Hawk Watch International is a nonprofit organization with the mission to conserve our environment through education, long-term monitoring, and scientific research on raptors as indicators of ecosystem health.
In 2018, Hawk Watch had a grant to measure the distance roadkill deer need to be from the road to prevent feeding eagles from being hit by cars. Hawk Watch placed game cameras near roadkill deer to monitor the behavior of raptors feeding on the deer as cars drove by and spooked the raptors. Hawk Watch gathered a million images with less than 5% containing raptors. They had three months to review the images to find the raptor images then do their analysis of the birds' behavior. They also had no budget to pay for image recognition in the cloud using TensorFlow. This meant any possible solution would need to run on a standard laptop.
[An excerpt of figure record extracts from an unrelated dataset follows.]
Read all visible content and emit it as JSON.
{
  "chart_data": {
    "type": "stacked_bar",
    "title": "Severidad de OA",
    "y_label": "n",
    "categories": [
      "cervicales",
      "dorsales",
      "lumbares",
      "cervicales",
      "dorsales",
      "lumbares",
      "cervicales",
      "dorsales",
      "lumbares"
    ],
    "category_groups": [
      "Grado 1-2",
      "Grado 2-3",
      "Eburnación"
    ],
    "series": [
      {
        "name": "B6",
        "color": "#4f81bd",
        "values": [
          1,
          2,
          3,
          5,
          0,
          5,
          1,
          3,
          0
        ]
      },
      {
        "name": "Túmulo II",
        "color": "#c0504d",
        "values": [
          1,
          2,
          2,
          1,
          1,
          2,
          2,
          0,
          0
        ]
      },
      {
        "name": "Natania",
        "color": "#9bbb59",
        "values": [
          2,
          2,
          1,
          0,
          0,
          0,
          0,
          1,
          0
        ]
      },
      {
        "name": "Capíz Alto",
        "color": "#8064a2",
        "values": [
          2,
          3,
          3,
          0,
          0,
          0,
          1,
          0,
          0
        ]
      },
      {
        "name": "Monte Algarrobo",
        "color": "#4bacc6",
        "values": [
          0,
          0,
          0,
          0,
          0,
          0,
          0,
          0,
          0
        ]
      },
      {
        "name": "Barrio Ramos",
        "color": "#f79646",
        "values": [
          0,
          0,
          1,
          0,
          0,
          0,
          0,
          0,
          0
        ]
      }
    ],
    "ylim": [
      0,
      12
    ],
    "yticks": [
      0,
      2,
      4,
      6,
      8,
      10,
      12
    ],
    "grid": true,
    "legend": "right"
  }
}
My goal was to see if it was possible to use older laptop-friendly image recogition machine learning to filter the images. We wondered if the older image recognition would be sufficient since the images contained a limited number of objects (a dead deer, birds, clouds, plants and the occasional coyote). The answer was 'No, a laptop is not sufficient.' The image recognition needed to be done in the cloud. Given no budget, the work was crowd sourced with volunteers manually reviewing a million images.
This repo contains the code with my attempt to make the image recognition work on a laptop.